Past neglect and future rehabilitation
The Longfellow Bridge, like many bridges in the Commonwealth, is in a state of disrepair. "Since 1907, the only major maintenance conducted on the bridge has been a small 1959 rehabilitiation project and some lesser repairs done in 2002." In the summer of 2008, the western sidewalk and inner traffic lane were closed, the Red Line was limited to 10 mph, and Fourth-of-July fireworks-watchers were banned from the bridge, all because of concerns that the bridge might collapse under the weight and vibration. The speed restriction was lifted in August 2008, and the lane and sidewalk were opened later on.

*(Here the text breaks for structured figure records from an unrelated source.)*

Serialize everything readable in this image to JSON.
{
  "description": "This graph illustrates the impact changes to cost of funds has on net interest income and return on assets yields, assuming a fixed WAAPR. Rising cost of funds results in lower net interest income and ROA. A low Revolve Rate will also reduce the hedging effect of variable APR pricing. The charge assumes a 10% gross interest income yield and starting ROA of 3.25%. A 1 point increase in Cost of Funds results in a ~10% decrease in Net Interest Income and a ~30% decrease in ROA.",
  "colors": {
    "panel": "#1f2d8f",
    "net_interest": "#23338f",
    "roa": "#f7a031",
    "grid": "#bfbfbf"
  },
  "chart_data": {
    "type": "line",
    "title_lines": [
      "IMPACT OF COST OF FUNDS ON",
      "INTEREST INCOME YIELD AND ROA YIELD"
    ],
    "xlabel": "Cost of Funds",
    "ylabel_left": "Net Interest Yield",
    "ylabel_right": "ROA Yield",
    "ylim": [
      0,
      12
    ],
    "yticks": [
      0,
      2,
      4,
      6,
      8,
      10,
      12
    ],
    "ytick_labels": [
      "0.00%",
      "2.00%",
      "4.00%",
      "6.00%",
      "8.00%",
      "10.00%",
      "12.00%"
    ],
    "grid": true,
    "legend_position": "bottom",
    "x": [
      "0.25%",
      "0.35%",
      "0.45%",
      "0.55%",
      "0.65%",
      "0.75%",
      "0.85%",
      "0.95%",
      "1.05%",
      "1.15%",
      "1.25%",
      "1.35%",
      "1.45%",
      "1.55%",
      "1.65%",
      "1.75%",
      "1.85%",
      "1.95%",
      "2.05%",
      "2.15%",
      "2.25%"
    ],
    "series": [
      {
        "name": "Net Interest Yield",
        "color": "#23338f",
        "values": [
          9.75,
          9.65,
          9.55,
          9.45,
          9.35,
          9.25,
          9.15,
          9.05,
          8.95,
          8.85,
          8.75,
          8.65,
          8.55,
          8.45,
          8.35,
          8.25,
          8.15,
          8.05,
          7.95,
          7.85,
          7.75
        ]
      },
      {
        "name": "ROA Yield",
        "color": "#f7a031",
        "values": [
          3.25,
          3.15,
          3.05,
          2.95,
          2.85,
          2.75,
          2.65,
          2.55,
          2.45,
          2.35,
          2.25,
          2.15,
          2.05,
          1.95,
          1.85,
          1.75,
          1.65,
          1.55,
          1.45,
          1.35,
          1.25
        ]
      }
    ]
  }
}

On August 4, 2008 Governor Deval Patrick signed into law a $3 billion Massachusetts bridge repair funding package he had sponsored. Bond funds will be used to pay for the rehabilitation of the Longfellow, with a preliminary cost estimate of $267.5 million. If maintenance had been performed regularly, the total historical cost is estimated to have been about $81 million. Design began in spring 2005; construction is expected to begin in spring 2012 and end in Spring 2016. Ownership and management of the overhaul was transferred from the Department of Conservation and Recreation (DCR) to the new Massachusetts Department of Transportation on November 1, 2009, along with other DCR bridges.

Ironwork theft
In the summer of 2008, two state employees stole 2,347 feet (715 m) (linear) of decorative iron trim that had been removed from the bridge for refurbishment and sold it for scrap. The men, one a Department of Conservation and Recreation district manager, were charged with receiving $12,147 for the historic original parapet coping. The estimated cost to remake the pieces, scheduled for replication by 2012, was over $500,000. The men were convicted in September 2009.